We can make our plans…
Last week, I attended the memorial service of Chuck Miller, one of the founders of The Leadership Institute, a ministry with which I’ve had the privilege to serve for several years. Anyone who knew Chuck knew him for his ability to turn any moment into a lesson that would draw us into further dependence on Jesus. It’s Chuck that brought home the lesson of Pitcher / Cup, Saucer / Plate, the idea that we must first remember that we are God’s people before we go and do His work (see an article I co-wrote about this very topic utilizing Chuck’s metaphor).
It would be an understatement to say that the events around my attending of Chuck’s service would be a training ground for this very concept. I had hoped to fly into southern California for the service and fly back to northern California that night. I’ve done a quick turnaround trip like that before, so why not again? I left my home in the wee hours of the morning for one of Sacramento’s first flights into Orange County’s Santa Ana Airport.
Arrival. A quick breakfast. And news that my flight home was cancelled.
Options were standby on very full flights out of other LA airports that night or flying confirmed out of Orange County the next morning. Confirmed is better than standby, particularly when you could extend your car rental an extra day. Even more so when your parents were excited to have you over for dinner, and you could catch up with your grandma, aunt and uncle who were coming, too. A perfect reminder that I am a person of God before I go do His work, enjoying meaningful conversations with those whom I love.
The next morning, in preparing to get to the airport, I heard that my flight was delayed yet another 3 hours.
Another pot of coffee made.
And more unhurried interaction with my parents. Sitting and talking just the three of us as we are often unable to do so. Finally on my flight, a fellow passenger and I agreed that the delays God gives us are opportunities to look for what He is doing and calling us to.
Driving home, my phone alerted me to one more delay, a 90-minute traffic jam. The I-5 corridor between Sacramento to the Redding area where I live had flooded the little town of Willows, nearly shutting down both northbound and southbound sides of the highway.
Yet this slowing provided opportunities to get out of the car and meet the man in front of me from Lodoga (real place) or the woman trying to get to Chico (thanks, lady, for the piece of gum!), and to enjoy the surreal scenes of almond groves flooded with water (pictured, above) and rice paddies all green with beautiful blue sky. As I was stuck there in my car, it was yet another reminder—a retreat—that I am God’s person before I am His agent.

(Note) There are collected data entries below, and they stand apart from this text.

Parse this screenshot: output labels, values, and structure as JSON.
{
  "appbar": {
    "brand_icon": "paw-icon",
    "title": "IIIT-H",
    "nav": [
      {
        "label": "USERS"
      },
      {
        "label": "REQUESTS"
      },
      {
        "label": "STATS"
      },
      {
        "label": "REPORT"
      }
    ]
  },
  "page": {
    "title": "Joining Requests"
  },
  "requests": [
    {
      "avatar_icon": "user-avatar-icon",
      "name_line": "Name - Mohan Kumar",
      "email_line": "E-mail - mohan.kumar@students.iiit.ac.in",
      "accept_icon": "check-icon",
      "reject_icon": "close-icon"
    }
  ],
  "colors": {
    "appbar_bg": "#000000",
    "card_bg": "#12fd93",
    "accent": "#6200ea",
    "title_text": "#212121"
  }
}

While not at first glance, my two days of travel really was a retreat. A time of interacting with the people and the Person I love, of slowing down, and of taking time to remember what is and who are really important. Of remembering that even in our own plans, it’s the Lord Who directs them (Proverbs 16:9).
Thanks, Chuck, for the reminder, and for the life you lived with this mindset always at the forefront.